The battery-powered instruments, owned and operated by GeoNet which is funded by EQC, will be left to record for at least two weeks before the data is retrieved and analysed.
"The more accurate data will help in understanding the ruptures that are occurring and how they are linked to nearby faults off the coast of eastern Marlborough," said seismologist Stephen Bannister of GNS Science.
It was unclear if the earthquakes were occurring on a known fault or if they were occurring on an, as yet, unidentified fault, Dr Bannister said.
By the end of this week, seismologists expect to have a clear understanding of the size and geometry of the fault that ruptured on Sunday. This will then indicate the level of stress change that has occurred on neighbouring faults - those within a 15km radius of yesterday's epicentre.
The faults in Cook Strait have been well mapped by Niwa.
In 2008 Niwa prepared a 36-page report on Cook Strait faults as part of the multi-agency It's Our Fault project. It shows a busy network of faults on the seabed.

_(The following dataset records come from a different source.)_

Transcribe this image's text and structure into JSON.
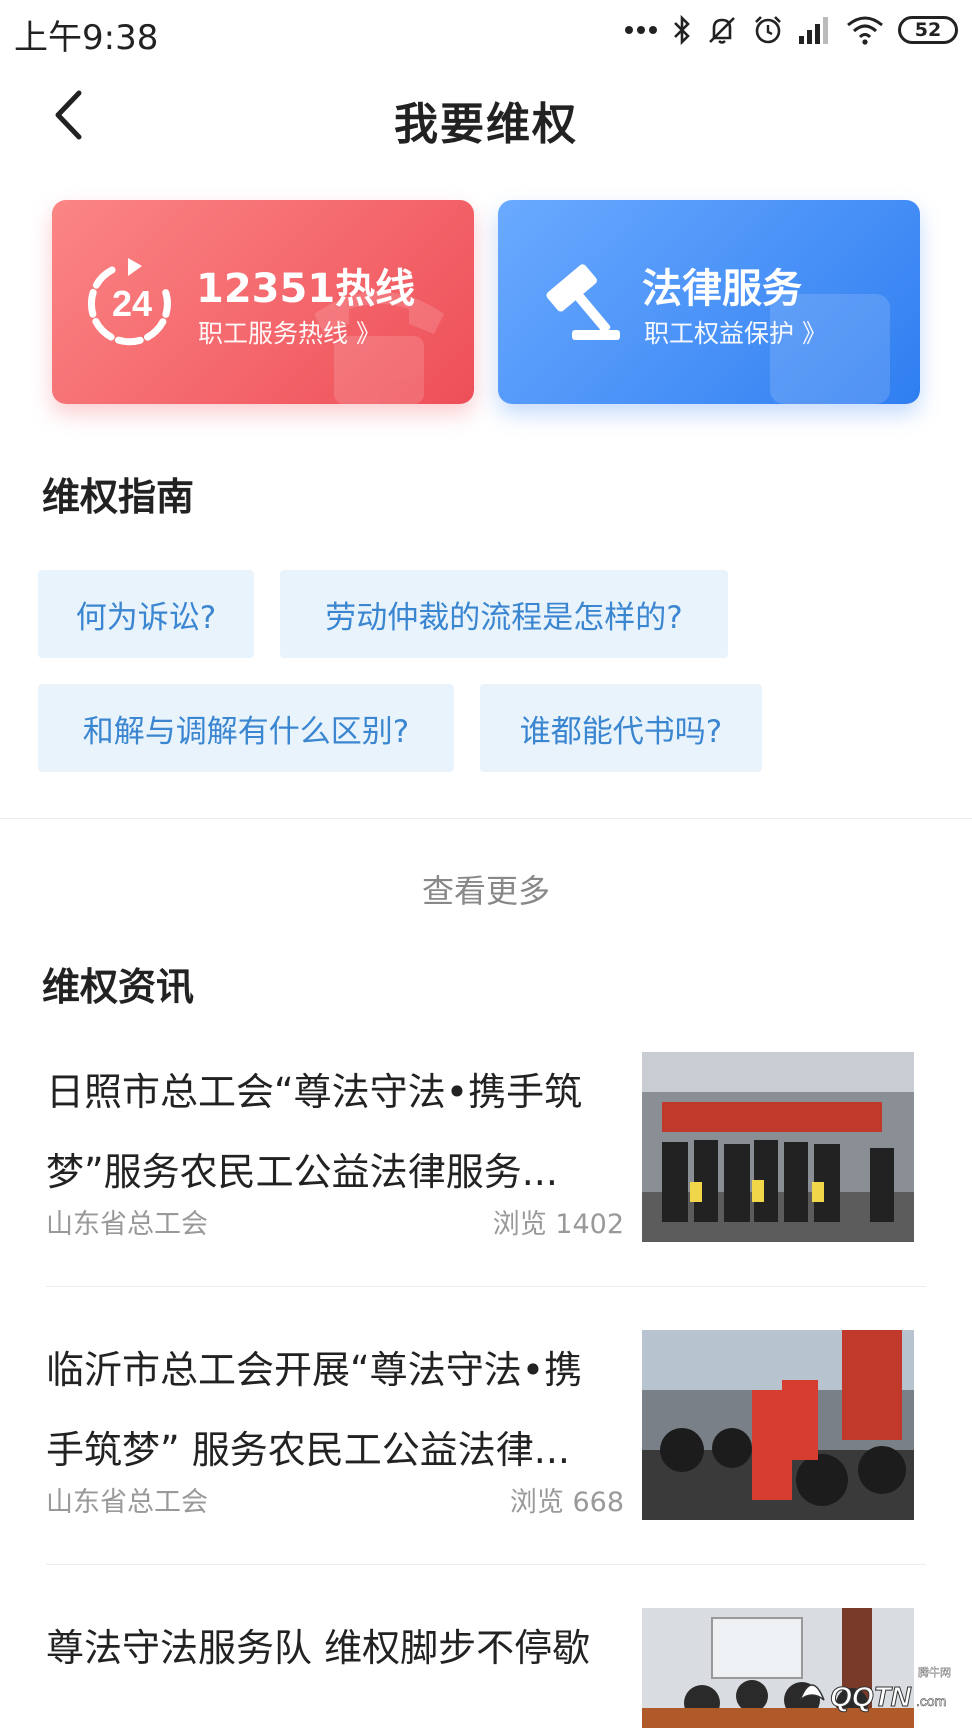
{
  "status_bar": {
    "time": "上午9:38",
    "battery": "52",
    "icons": [
      "more-dots-icon",
      "bluetooth-icon",
      "mute-icon",
      "alarm-icon",
      "signal-icon",
      "wifi-icon",
      "battery-icon"
    ]
  },
  "header": {
    "title": "我要维权",
    "back_icon": "back-arrow-icon"
  },
  "cards": [
    {
      "title": "12351热线",
      "subtitle": "职工服务热线 》",
      "icon": "hotline-24-icon",
      "color": "#ee4f58"
    },
    {
      "title": "法律服务",
      "subtitle": "职工权益保护 》",
      "icon": "gavel-icon",
      "color": "#2f7ef1"
    }
  ],
  "guide": {
    "title": "维权指南",
    "chips": [
      "何为诉讼?",
      "劳动仲裁的流程是怎样的?",
      "和解与调解有什么区别?",
      "谁都能代书吗?"
    ],
    "more": "查看更多"
  },
  "news": {
    "title": "维权资讯",
    "items": [
      {
        "title": "日照市总工会“尊法守法•携手筑梦”服务农民工公益法律服务...",
        "source": "山东省总工会",
        "views": "浏览 1402"
      },
      {
        "title": "临沂市总工会开展“尊法守法•携手筑梦” 服务农民工公益法律...",
        "source": "山东省总工会",
        "views": "浏览 668"
      },
      {
        "title": "尊法守法服务队 维权脚步不停歇",
        "source": "",
        "views": ""
      }
    ]
  },
  "watermark": {
    "text": "QQTN",
    "suffix": ".com",
    "top_text": "腾牛网"
  },
  "colors": {
    "accent_blue": "#3b86d1",
    "chip_bg": "#e9f3fc",
    "hotline_red": "#ee4f58",
    "legal_blue": "#2f7ef1"
  }
}
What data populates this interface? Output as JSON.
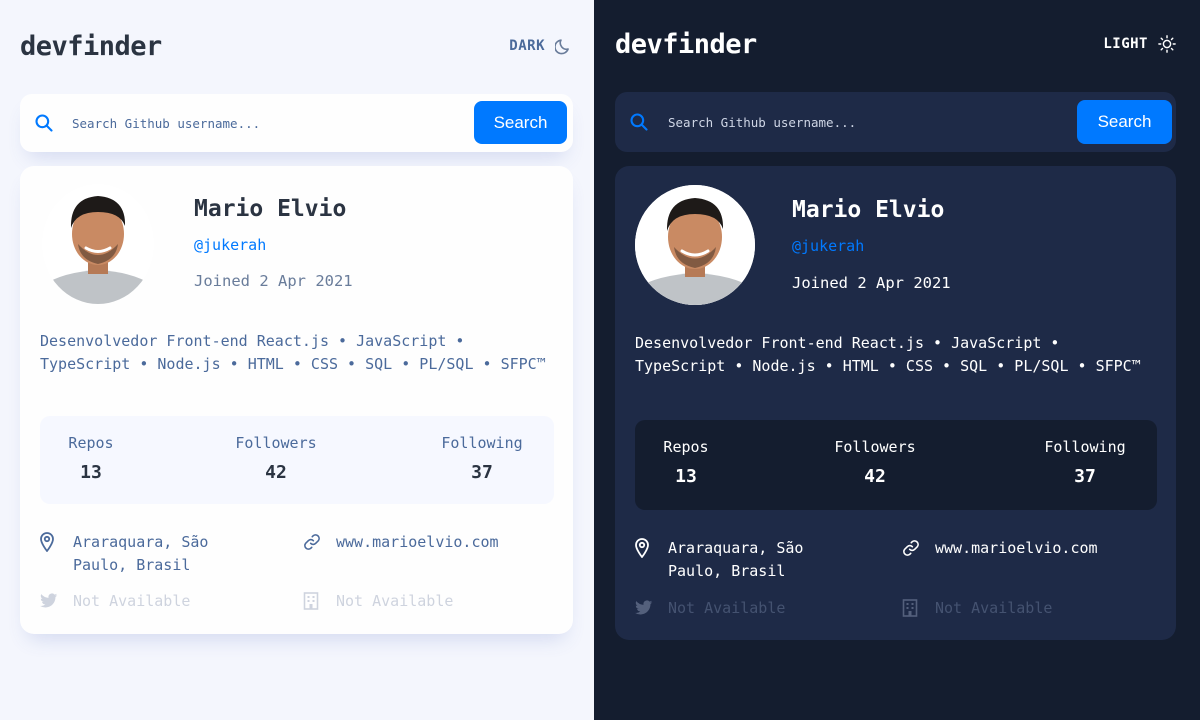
{
  "app": {
    "title": "devfinder"
  },
  "light": {
    "mode_label": "DARK",
    "search": {
      "placeholder": "Search Github username...",
      "button_label": "Search"
    },
    "profile": {
      "name": "Mario Elvio",
      "login": "@jukerah",
      "joined": "Joined 2 Apr 2021",
      "bio": "Desenvolvedor Front-end React.js • JavaScript • TypeScript • Node.js • HTML • CSS • SQL • PL/SQL • SFPC™",
      "stats": [
        {
          "label": "Repos",
          "value": "13"
        },
        {
          "label": "Followers",
          "value": "42"
        },
        {
          "label": "Following",
          "value": "37"
        }
      ],
      "links": {
        "location": "Araraquara, São\nPaulo, Brasil",
        "blog": "www.marioelvio.com",
        "twitter": "Not Available",
        "company": "Not Available"
      }
    }
  },
  "dark": {
    "mode_label": "LIGHT",
    "search": {
      "placeholder": "Search Github username...",
      "button_label": "Search"
    },
    "profile": {
      "name": "Mario Elvio",
      "login": "@jukerah",
      "joined": "Joined 2 Apr 2021",
      "bio": "Desenvolvedor Front-end React.js • JavaScript • TypeScript • Node.js • HTML • CSS • SQL • PL/SQL • SFPC™",
      "stats": [
        {
          "label": "Repos",
          "value": "13"
        },
        {
          "label": "Followers",
          "value": "42"
        },
        {
          "label": "Following",
          "value": "37"
        }
      ],
      "links": {
        "location": "Araraquara, São\nPaulo, Brasil",
        "blog": "www.marioelvio.com",
        "twitter": "Not Available",
        "company": "Not Available"
      }
    }
  },
  "colors": {
    "accent": "#0079ff",
    "light_bg": "#f4f6fd",
    "dark_bg": "#141d2f",
    "dark_card": "#1e2a47"
  }
}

There was a small possibility that some of the faults in this region could pose a tsunami threat, so scientists today issued a reminder that if people near the coast felt strong earthquake shaking for 30 seconds or longer, they should move to higher ground.
Seismic engineers are poring over data recorded from networks of instruments installed in Wellington buildings.
The instruments were installed over the past few years, and yesterday's magnitude-6.5 quake was their first major test.
Each of the six structures has instruments placed at different levels to record how various parts of buildings perform during earthquakes. The project jointly involves GNS Science, EQC, the Department of Building and Housing, structural engineering agencies, and university engineering schools. Knowledge gained from the recorded data will help to ensure that design standards of modern buildings can cope with the stresses imposed by strong earthquake-shaking. The buildings are the BNZ building, Wellington Hospital, the Majestic Centre, a high-rise accommodation hall at Victoria University, and the Thorndon flyover.
SPCA
Chief inspector of SPCA Wellington, Ritchie Dawson, said there hadn't been in influx of animals in trouble and the animals at its Newtown premises had been undisturbed by the earthquake and the series of aftershocks.
"The best thing owners of animals can do is microchip their animals - then their details are placed on a database and once their animal goes missing it can be scanned at a local vet or at the SPCA.
"People were evacuated and their neighbours were seeing their animals coming back - it would be a matter of assisting neighbours and giving them food so they could care for the animals there, rather than scooping up all these animals and putting them into a foreign spot where we just did not have the space anyway."